Recently, L’Oreal has teamed up with Coke to create a beauty beverage. The idea is that, instead of applying something to the outside of the body to make it more beautiful, why not work on the inside body chemistry to create a more beautiful complexion? The age-old problem was being attacked with an altogether different solution. In 2008 you will see these beverages sold in department stores at the beauty counter.

2) Find a different problem for an old product to solve
Sometimes innovation doesn’t require inventing anything new, per se. Instead, the innovation comes from finding a new solution for something that already exists. Arm & Hammer has made a fortune off continually finding new uses for plain old baking soda. People selling products with oats in them (Cheerios and Quaker Oats) now claim that their products solve another problem—fighting high cholesterol. Cheerios also claims to be a perfect starter solid food for your baby.

Back in the 1980s, when computers first started being pushed into the home market, they sold very poorly.

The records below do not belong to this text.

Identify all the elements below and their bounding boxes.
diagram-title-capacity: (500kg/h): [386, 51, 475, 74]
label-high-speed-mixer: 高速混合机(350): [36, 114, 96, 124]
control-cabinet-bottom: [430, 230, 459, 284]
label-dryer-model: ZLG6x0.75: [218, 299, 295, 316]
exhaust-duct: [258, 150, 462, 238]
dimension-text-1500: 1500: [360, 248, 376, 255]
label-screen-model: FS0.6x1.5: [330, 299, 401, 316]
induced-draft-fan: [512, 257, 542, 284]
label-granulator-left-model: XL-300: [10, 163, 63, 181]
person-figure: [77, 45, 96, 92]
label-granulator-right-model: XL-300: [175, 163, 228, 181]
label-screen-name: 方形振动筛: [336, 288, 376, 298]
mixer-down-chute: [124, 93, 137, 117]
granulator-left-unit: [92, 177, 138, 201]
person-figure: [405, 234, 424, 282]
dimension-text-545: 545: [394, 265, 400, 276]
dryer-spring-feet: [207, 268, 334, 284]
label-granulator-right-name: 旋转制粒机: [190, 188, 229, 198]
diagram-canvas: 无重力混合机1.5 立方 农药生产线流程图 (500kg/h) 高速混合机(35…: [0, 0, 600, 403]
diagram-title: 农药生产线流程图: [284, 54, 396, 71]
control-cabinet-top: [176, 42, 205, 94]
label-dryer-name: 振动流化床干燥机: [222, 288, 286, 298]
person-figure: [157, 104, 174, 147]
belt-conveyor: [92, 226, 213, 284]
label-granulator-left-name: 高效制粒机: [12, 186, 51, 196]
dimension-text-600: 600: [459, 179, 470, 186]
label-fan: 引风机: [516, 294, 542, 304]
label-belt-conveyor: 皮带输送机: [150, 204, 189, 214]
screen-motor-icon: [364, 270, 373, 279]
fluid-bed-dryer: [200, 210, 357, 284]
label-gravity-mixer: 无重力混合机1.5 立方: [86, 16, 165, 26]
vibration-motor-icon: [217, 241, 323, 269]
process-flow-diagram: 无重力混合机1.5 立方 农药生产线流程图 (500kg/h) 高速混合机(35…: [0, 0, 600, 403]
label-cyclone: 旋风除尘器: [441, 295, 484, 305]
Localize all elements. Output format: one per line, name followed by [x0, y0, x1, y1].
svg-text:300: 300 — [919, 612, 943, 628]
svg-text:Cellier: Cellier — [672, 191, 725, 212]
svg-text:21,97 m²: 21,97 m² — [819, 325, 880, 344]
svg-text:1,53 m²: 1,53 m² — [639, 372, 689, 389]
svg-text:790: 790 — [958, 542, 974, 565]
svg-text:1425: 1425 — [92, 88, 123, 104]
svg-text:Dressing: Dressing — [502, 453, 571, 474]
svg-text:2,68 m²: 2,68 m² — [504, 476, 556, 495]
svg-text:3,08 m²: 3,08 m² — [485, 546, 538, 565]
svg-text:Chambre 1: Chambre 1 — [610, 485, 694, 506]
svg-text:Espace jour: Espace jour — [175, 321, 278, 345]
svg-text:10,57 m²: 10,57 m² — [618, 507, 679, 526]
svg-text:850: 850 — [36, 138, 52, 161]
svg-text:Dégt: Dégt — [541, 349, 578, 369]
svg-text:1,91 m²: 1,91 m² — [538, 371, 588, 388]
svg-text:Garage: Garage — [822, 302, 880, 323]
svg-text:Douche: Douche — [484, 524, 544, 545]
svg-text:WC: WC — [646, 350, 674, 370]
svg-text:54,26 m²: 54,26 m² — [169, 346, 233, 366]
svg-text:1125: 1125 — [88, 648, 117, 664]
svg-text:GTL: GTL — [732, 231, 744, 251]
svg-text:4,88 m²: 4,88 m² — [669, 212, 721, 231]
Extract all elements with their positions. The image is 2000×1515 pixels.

The reason was that the problems they were claiming to solve did not seem too compelling. Salespeople would say that the computer could help you balance your checkbook, or store your recipes, or type letters. For the high price of a computer, the market did not see much of an advantage or value over current solutions for balancing the checkbook, storing recipes, or writing letters. But then a new solution appeared. The computer could help you send emails and search the internet. Now that was a solution worth buying a computer to solve. Sales suddenly started to skyrocket.

Avon has had great success selling its Skin So Soft moisturizer, once people discovered that it had a second solution as an excellent bug repellant. Pharmaceutical companies often discover that their prescription drugs can solve problems that they were not originally designed to solve, opening up new profit streams.

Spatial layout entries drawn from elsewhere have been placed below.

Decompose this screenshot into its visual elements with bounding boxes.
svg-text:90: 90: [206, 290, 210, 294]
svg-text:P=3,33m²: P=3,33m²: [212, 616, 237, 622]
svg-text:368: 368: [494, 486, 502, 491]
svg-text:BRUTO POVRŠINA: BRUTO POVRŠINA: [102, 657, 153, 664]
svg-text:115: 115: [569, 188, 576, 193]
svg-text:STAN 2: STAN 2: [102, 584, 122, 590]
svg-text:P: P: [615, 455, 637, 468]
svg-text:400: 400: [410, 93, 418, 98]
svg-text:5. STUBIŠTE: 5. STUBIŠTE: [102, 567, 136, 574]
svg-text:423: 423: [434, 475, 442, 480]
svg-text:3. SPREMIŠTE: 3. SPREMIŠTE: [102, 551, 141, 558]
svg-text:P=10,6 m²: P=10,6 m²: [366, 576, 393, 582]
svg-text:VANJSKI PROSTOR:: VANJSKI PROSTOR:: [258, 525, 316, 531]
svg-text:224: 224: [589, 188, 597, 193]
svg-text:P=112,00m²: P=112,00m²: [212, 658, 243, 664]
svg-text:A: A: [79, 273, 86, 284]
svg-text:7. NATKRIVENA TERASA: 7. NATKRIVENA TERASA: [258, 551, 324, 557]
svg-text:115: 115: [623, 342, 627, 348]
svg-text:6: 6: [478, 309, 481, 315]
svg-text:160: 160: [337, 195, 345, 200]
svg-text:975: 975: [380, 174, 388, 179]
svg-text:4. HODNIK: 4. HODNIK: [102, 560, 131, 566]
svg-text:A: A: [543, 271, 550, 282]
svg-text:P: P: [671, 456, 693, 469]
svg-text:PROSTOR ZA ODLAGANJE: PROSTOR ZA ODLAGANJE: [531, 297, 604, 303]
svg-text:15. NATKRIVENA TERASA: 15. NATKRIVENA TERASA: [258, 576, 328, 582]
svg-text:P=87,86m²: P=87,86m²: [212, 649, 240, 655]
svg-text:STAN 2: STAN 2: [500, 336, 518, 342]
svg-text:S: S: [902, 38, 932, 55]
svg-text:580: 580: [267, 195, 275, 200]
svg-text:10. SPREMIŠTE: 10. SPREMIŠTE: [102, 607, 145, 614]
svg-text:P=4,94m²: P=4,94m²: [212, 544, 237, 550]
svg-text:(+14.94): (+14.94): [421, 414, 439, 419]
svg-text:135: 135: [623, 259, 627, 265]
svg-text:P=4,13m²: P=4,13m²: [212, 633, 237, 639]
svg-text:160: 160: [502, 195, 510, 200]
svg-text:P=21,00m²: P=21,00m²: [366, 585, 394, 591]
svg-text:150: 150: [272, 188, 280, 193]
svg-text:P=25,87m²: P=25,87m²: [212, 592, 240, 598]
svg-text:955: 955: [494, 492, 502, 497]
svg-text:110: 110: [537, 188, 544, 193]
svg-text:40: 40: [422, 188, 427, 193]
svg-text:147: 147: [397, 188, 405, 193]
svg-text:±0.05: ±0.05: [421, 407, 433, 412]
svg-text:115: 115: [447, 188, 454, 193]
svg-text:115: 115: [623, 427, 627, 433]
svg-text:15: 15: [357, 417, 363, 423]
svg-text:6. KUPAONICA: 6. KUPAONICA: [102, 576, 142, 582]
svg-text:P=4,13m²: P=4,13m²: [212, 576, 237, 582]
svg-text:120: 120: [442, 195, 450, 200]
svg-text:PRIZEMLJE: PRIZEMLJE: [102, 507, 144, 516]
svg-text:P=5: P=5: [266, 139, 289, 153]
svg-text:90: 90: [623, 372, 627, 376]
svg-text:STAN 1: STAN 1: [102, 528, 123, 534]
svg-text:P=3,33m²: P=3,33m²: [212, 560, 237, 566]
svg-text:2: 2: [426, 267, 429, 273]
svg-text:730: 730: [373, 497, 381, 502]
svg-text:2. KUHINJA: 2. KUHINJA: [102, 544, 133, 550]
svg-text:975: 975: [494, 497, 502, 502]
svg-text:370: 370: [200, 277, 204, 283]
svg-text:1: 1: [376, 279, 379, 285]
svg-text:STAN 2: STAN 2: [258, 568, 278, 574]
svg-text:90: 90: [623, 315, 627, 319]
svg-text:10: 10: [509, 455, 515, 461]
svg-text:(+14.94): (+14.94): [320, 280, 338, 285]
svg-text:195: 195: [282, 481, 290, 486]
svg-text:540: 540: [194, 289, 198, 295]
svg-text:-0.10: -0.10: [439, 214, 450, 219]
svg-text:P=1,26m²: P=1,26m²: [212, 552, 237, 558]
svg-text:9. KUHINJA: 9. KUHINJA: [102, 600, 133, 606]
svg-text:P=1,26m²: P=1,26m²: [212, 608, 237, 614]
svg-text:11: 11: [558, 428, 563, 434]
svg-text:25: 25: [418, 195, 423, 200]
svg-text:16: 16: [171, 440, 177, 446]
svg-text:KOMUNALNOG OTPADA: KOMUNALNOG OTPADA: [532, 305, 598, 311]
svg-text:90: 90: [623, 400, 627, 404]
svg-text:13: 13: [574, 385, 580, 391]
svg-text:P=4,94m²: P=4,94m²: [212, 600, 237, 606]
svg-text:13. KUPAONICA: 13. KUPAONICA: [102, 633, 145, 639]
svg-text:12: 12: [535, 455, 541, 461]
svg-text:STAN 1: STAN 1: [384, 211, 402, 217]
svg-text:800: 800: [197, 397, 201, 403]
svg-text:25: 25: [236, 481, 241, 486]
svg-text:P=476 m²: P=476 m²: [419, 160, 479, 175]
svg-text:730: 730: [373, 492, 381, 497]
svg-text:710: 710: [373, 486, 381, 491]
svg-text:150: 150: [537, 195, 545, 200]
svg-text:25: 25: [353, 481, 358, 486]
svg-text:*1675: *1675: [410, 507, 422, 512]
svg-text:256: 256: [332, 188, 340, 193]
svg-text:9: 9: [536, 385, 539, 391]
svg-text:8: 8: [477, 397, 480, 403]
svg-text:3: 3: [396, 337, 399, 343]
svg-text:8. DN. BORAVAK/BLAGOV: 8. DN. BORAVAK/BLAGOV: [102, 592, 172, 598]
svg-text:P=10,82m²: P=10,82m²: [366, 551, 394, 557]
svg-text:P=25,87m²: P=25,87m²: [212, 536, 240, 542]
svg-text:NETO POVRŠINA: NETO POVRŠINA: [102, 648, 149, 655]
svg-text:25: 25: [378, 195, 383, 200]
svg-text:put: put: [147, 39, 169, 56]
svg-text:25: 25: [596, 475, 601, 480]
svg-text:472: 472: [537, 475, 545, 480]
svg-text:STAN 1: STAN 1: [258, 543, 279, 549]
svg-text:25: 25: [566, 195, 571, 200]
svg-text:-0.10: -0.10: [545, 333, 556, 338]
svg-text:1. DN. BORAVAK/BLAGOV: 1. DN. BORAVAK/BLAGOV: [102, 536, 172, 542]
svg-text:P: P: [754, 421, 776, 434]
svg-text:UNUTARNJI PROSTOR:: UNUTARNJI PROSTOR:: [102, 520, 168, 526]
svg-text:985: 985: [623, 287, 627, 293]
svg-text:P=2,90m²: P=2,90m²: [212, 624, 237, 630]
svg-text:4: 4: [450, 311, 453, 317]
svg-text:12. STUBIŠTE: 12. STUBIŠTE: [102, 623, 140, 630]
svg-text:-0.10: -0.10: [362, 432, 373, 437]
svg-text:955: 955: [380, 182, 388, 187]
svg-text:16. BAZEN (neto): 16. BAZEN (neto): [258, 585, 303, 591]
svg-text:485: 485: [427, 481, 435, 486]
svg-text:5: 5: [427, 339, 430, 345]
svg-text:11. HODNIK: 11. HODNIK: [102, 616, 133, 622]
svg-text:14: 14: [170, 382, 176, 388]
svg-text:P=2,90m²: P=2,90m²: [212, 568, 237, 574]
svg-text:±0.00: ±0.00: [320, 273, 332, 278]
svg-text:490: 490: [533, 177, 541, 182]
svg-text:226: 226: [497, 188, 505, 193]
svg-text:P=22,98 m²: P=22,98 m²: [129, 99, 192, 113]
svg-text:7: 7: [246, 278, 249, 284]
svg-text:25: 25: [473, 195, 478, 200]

Mr. Carrier had a printing press that had trouble operating when the humidity got too high, so he invented a device to condition the air by taking out the moisture. He called it an air conditioner. As an interesting by-product, he noticed that it also made the press room cooler. The secondary solution of cooling air was more popular that the original solution of dehumidifying.

Innovation does not necessarily require finding new products to solve new problems. Sometimes, it is about finding new solutions for old products to solve. Other times it is about finding new ways to solve old problems that have been around a long time. Sometimes, it just takes looking at a problem from a different perspective or a little tweaking of what you already have or know to create something entirely revolutionary.

Sometimes, just trying to make a current solution better can backfire. Automobile tire manufacturers found a way to virtually double the life of its tires. As a result, they ended up selling about half as many tires, which put the entire industry into a tailspin. Companies like BF Goodrich found the need to diversify by finding new solutions for the chemistry knowledge used to make tires.